Abbas Abdul Noor was born in Damanhur in 1927. He was a Sufi Sheikh, a pious Muslim of the Sunni creed, a jurist, and a principal of a Sufi lodge ( تكيّة ). He inherited knowledge of the religion from his forefathers and ancestors, who were recognised for their piety, strength of doctrine, and righteousness. In his city, he led his followers (murids/religious pupils of a Sufi path) upon the path of true faith and devotion to worship.
As a young man, he enrolled in the Faculty of Theology at Al Azhar, where he studied for three years. He decided to complete the fourth year at the University of Fuad I, where he studied under intellectual titans such as Abdel Rahman Badawi, Zaki Naguib Mahmoud, Muhammed Abdul Hadi Abu Reeda, Ahmad Fuad Al- Ahwani, Yusuf Murad, and others.

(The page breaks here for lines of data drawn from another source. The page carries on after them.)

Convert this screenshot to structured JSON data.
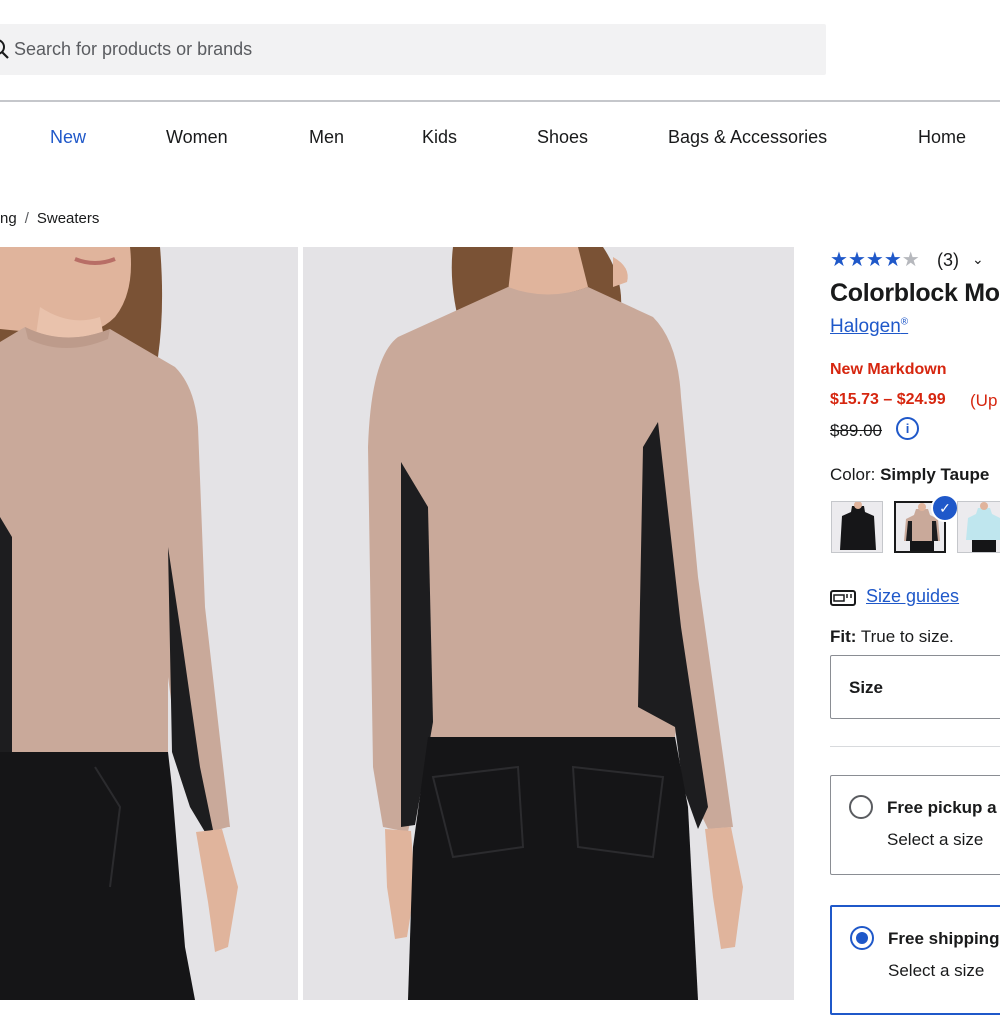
{
  "search": {
    "placeholder": "Search for products or brands"
  },
  "nav": {
    "items": [
      "New",
      "Women",
      "Men",
      "Kids",
      "Shoes",
      "Bags & Accessories",
      "Home"
    ],
    "active": "New"
  },
  "breadcrumb": {
    "items": [
      "ng",
      "Sweaters"
    ],
    "separator": "/"
  },
  "product": {
    "rating": 4,
    "rating_max": 5,
    "review_count": "(3)",
    "title": "Colorblock Mo",
    "brand": "Halogen",
    "brand_mark": "®",
    "badge": "New Markdown",
    "price_range": "$15.73 – $24.99",
    "savings": "(Up",
    "original_price": "$89.00",
    "info_glyph": "i",
    "color_label": "Color:",
    "color_value": "Simply Taupe",
    "swatches": [
      {
        "name": "black",
        "selected": false
      },
      {
        "name": "simply taupe",
        "selected": true
      },
      {
        "name": "light blue",
        "selected": false
      }
    ],
    "size_guides": "Size guides",
    "fit_label": "Fit:",
    "fit_value": "True to size.",
    "size_label": "Size"
  },
  "fulfillment": [
    {
      "title": "Free pickup a",
      "subtitle": "Select a size",
      "selected": false
    },
    {
      "title": "Free shipping",
      "subtitle": "Select a size",
      "selected": true
    }
  ],
  "colors": {
    "accent": "#1f58c9",
    "sale": "#d6260f",
    "text": "#191a1b"
  }
}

After completing his degree, he was awarded a scholarship from the Department of Islamic Endowments to study in Paris at the Sorbonne, where he obtained a doctorate in philosophy.
When he returned to his city, he resumed his religious endeavours, and became a preacher, imam, and a speaker in one of its mosques. He then persevered at the local university, teaching and writing erudite philosophical books. He produced a number of publications concerning philosophical, Islamic, and Arabic thought. His works have been reprinted several times in Cairo and Beirut. After he retired, he devoted himself to writing and research in various fields of philosophy, literature, and religion.
But his intellectual life was not without worries, nor was his religious life free of doubts. It is true that he grew up in a pious devout household. Yet he still had misgivings, feelings of inner- turmoil, and endless questions. His mind was raising provocative subjects, but his faith struggled to answer every dilemma.
For Abbas, the conflict between science and religion had started early. It was a conflict that he was unable to make public. If he hadn’t had to suppress this conflict when it first arose, he would not have reached the degree of indignation that he expresses in this book. If he had been allowed to express his mind and heart, he would have reached the same conclusions about his faith, but he would not have expressed them with such intensity and fervour.
Abbas is not responsible for the conclusions he arrived at about the Qur’ān and the God of the Qur’ān. Neither is the Qur’ān or God responsible. It is the adherents—especially the “waffling” Mufassirun—who are responsible for the strange, bizarre view of the Qur’ān and the God of the Qur’ān.
They uprooted the Qur’ān from its environment and presented it to us as an uncreated, eternal, divine text that has no relation to human fallibility, nor any limitations associated with the circumstances of its origins. This is the problem for Dr. Abbas. He wants nothing other than for the Qur’ān to be returned to the course of human history. The Qur’ān is an excellent text for its time, but it is full of mistakes and misguidance when taken out of its time.
We ask the reader to read slowly in order to judge, and to read what the author has gone through, and to let his reason and faith work together. Let the reader know that faith works where reason doesn’t, but not without it. M. H.